Written by Bank-NuMo9
Table of Contents:
1. Screenshots
2. Installing on Windows Pc
3. Installing on Linux
4. System Requirements
5. Game features
6. Reviews
This guide describes how to use Steam Proton to play and run Windows games on your Linux computer. Some games may not work or may break because Steam Proton is still at a very early stage.
1. Activating Steam Proton for Linux:
Proton is integrated into the Steam Client with "Steam Play." To activate proton, go into your steam client and click on Steam in the upper right corner. Then click on settings to open a new window. From here, click on the Steam Play button at the bottom of the panel. Click "Enable Steam Play for Supported Titles."
Alternatively: Go to Steam > Settings > Steam Play and turn on the "Enable Steam Play for Supported Titles" option.
Valve has tested and fixed some Steam titles and you will now be able to play most of them. However, if you want to go further and play titles that even Valve hasn't tested, toggle the "Enable Steam Play for all titles" option.
2. Choose a version
You should use the Steam Proton version recommended by Steam: 3.7-8. This is the most stable version of Steam Proton at the moment.
3. Restart your Steam
After you have successfully activated Steam Proton, click "OK" and Steam will ask you to restart it for the changes to take effect. Restart it. Your computer will now play all of steam's whitelisted games seamlessly.
4. Launch Stardew Valley on Linux:
Before you can use Steam Proton, you must first download the Stardew Valley Windows game from Steam. When you download Stardew Valley for the first time, you will notice that the download size is slightly larger than the size of the game.
This happens because Steam will download your chosen Steam Proton version with this game as well. After the download is complete, simply click the "Play" button.
A block-pushing puzzle game that mixes levels of both long term strategic planning and of timing and skill. Collect money and bombs, blow up walls, situate bombs in chain reactions, block monsters, and make your way to the finish.
BANK! - A Block Pushing Puzzle Game
The goal of Bank is to collect all the money bags in each level. Only then does the key activate. Then you can collect the key and complete the level.

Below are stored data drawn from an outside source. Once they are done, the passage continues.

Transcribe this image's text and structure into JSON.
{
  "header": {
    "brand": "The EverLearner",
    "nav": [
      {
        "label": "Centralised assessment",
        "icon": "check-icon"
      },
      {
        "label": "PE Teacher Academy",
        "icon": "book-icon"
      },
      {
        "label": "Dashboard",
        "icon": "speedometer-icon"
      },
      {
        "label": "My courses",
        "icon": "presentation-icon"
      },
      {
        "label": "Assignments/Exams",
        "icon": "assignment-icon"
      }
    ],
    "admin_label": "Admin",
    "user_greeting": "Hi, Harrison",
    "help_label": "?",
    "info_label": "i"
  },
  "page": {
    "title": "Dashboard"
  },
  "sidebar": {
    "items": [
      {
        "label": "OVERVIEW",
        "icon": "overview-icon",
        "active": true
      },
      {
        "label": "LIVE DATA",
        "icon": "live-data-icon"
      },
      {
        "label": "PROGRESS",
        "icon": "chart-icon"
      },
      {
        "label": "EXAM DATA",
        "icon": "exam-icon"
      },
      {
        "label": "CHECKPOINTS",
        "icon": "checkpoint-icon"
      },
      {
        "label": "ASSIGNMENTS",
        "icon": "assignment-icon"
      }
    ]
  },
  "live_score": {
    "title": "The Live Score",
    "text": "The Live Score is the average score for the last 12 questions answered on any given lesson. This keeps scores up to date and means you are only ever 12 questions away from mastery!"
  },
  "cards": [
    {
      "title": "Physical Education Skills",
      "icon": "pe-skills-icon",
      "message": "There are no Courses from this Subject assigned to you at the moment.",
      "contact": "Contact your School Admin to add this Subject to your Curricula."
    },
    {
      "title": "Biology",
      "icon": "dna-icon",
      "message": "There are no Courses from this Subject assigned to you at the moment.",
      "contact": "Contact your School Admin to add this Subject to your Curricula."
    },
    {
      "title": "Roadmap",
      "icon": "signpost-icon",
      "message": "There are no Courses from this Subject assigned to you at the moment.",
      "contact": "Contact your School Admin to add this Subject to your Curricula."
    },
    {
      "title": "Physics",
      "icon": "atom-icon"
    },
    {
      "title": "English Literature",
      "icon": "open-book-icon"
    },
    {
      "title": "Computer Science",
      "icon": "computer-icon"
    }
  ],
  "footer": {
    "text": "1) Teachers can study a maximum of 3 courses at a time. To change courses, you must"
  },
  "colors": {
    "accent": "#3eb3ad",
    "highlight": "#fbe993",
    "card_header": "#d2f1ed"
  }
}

If money has a number on it then it contains a bomb, and getting the money will give you as many bombs.



Some bombs will be already placed in the level, and some bombs can be collected by picking up money. All bombs can be pushed. If you collect a bomb from money then you can drop it with the configured-Y button. If you drop a bomb then it is lit and will detonate in a few short seconds. A bomb will have a number on it. The number says how many tiles in each cardinal direction that the bomb will blast. If you are standing on one of these blast squares then you'll die. If another bomb is on a blast square then it will get lit.









From there you will be able to resume your gameplay, reset the game, adjust the volume, configure your input keys, etc.

Notice that the subsequent gameplay descriptions will refer to keys such as “A”, “B”, “X”, “Y” – these refer to controller-labeled key names and not keyboard keys. Included is a screenshot of the default key bindings but feel free to adjust the keys as you see fit.


There is a built-in editor, but it is not an editor for only this game – instead it is an editor for the fantasy-console designed to run this game. From this you can fully edit any aspect of the game –levels, sprites, sounds, code, etc.
This game is a debut of my fantasy console, NuMo9. The design goal of this console was to code it as much in LuaJIT as possible, LuaJIT being the scripting language behind nginx, Torch7, and many other performance-centric scripted applications. The hardware level I decided to target was the 90s / SNES era.